The methods implemented by list include insert_head(element*) and remove(element*). The following code iterates through the elements of the list called lst. If you modify the list inside the loop, then you should save a copy of lst.next(i) before modifying the list.

element *i;
for(i = lst.first; i; i = lst.next(i)){
  ...;
}

The str class implements garbage collected (reference counted) variable-length strings. The constructor str("xxxx") creates a new str object initialized from the C string "xxxx". The str method cstr() returns a null-terminated C string pointing to the contents of the str object. Equality with == is defined on str objects, and returns true iff the two strings contain the same bytes. str objects have an explicit length, so they can contain nulls.

Don't modify a str. Don't modify the result of str.cstr(), since cstr() returns a pointer to the str's internal storage.

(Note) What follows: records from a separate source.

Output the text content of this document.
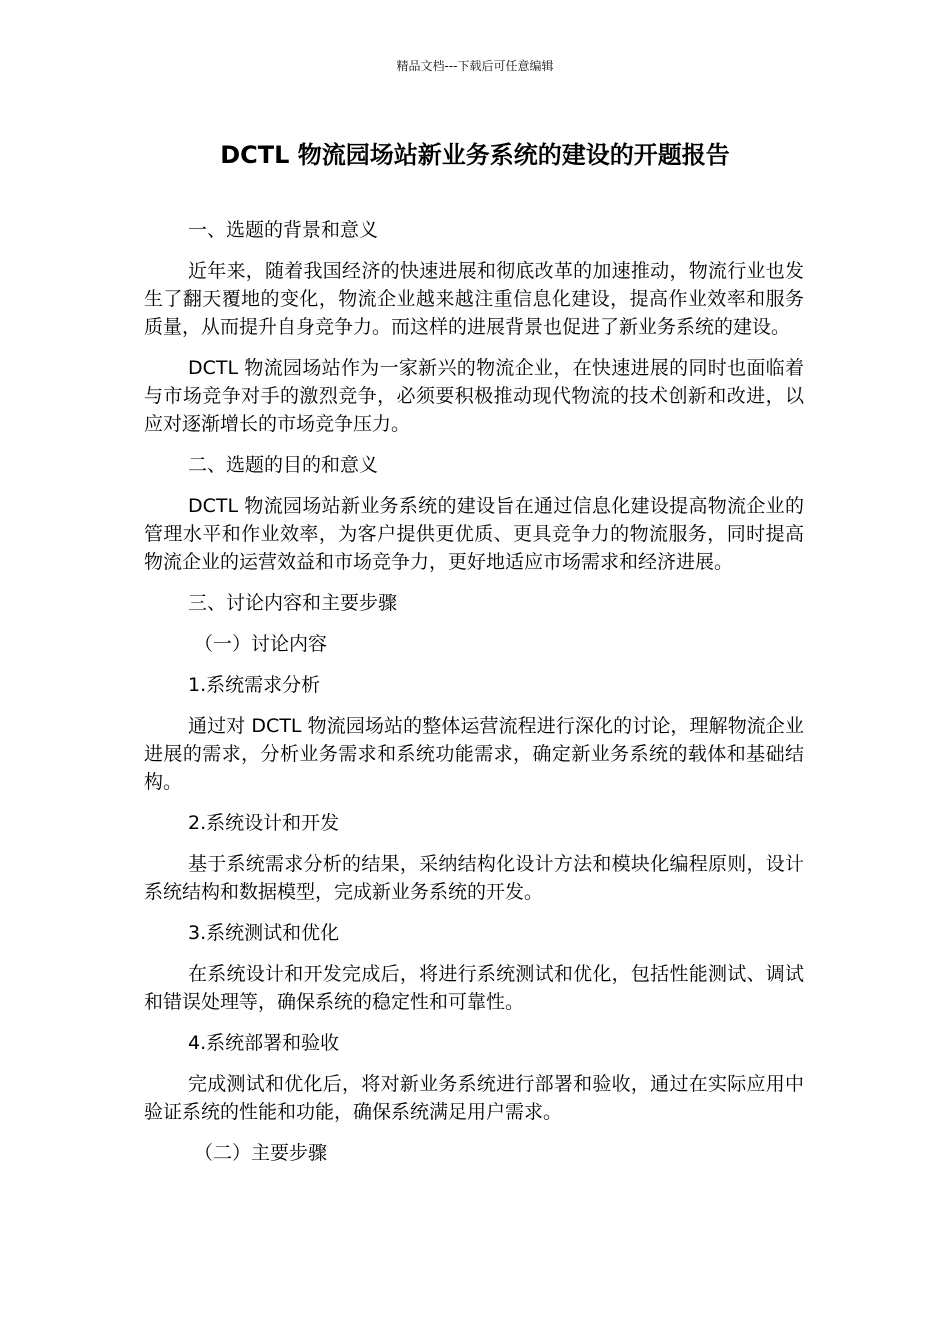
精品文档---下载后可任意编辑
DCTL 物流园场站新业务系统的建设的开题报告

一、选题的背景和意义

近年来，随着我国经济的快速进展和彻底改革的加速推动，物流行业也发生了翻天覆地的变化，物流企业越来越注重信息化建设，提高作业效率和服务质量，从而提升自身竞争力。而这样的进展背景也促进了新业务系统的建设。

DCTL 物流园场站作为一家新兴的物流企业，在快速进展的同时也面临着与市场竞争对手的激烈竞争，必须要积极推动现代物流的技术创新和改进，以应对逐渐增长的市场竞争压力。

二、选题的目的和意义

DCTL 物流园场站新业务系统的建设旨在通过信息化建设提高物流企业的管理水平和作业效率，为客户提供更优质、更具竞争力的物流服务，同时提高物流企业的运营效益和市场竞争力，更好地适应市场需求和经济进展。

三、讨论内容和主要步骤

（一）讨论内容

1.系统需求分析

通过对 DCTL 物流园场站的整体运营流程进行深化的讨论，理解物流企业进展的需求，分析业务需求和系统功能需求，确定新业务系统的载体和基础结构。

2.系统设计和开发

基于系统需求分析的结果，采纳结构化设计方法和模块化编程原则，设计系统结构和数据模型，完成新业务系统的开发。

3.系统测试和优化

在系统设计和开发完成后，将进行系统测试和优化，包括性能测试、调试和错误处理等，确保系统的稳定性和可靠性。

4.系统部署和验收

完成测试和优化后，将对新业务系统进行部署和验收，通过在实际应用中验证系统的性能和功能，确保系统满足用户需求。

（二）主要步骤
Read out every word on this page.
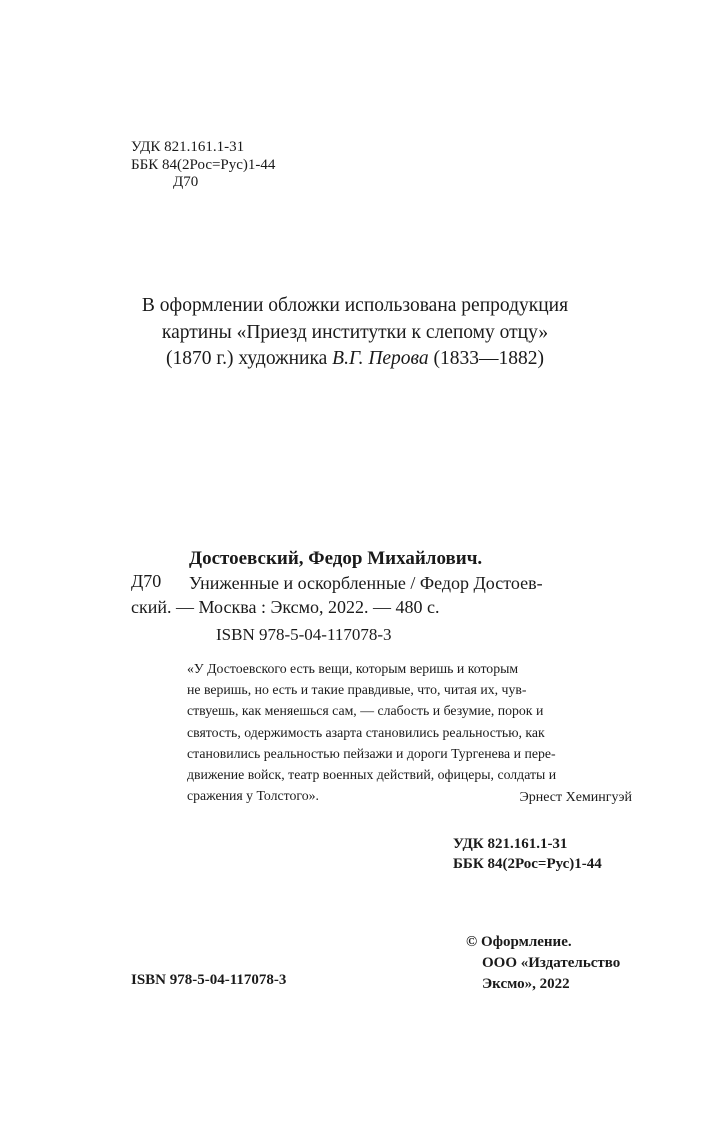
УДК 821.161.1-31
ББК 84(2Рос=Рус)1-44
Д70
В оформлении обложки использована репродукция
картины «Приезд институтки к слепому отцу»
(1870 г.) художника В.Г. Перова (1833—1882)
Достоевский, Федор Михайлович.
Д70 Униженные и оскорбленные / Федор Достоев-
ский. — Москва : Эксмо, 2022. — 480 с.
ISBN 978-5-04-117078-3
«У Достоевского есть вещи, которым веришь и которым
не веришь, но есть и такие правдивые, что, читая их, чув-
ствуешь, как меняешься сам, — слабость и безумие, порок и
святость, одержимость азарта становились реальностью, как
становились реальностью пейзажи и дороги Тургенева и пере-
движение войск, театр военных действий, офицеры, солдаты и
сражения у Толстого».	Эрнест Хемингуэй
УДК 821.161.1-31
ББК 84(2Рос=Рус)1-44
© Оформление.
ООО «Издательство
Эксмо», 2022
ISBN 978-5-04-117078-3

You may be able to find memory allocation errors with dmalloc by typing this before running server1:

anguish% setenv DMALLOC_OPTIONS debug=0x24f47d03,inter=10

You can see a trace of all RPC requests that your server receives, and its responses, by setting the ASRV_TRACE environment variable, like this:

env ASRV_TRACE=10 ACLNT_TRACE=10 ./server1 ...

Collaboration Policy

You must write all the code you hand in for the programming assignments, except for code that we give you as part of the assignment. You are not allowed to look at anyone else's solution (and you're not allowed to look at code from previous years). You may discuss the assignments with other students, but you may not look at or copy each others' code.

Handin procedure

You should hand in the gzipped tar file lab-1-handin.tgz produced by gmake handin. Copy this file to ~/handin/lab-1-handin.tgz. We will use the first copy of the file that we find after the deadline.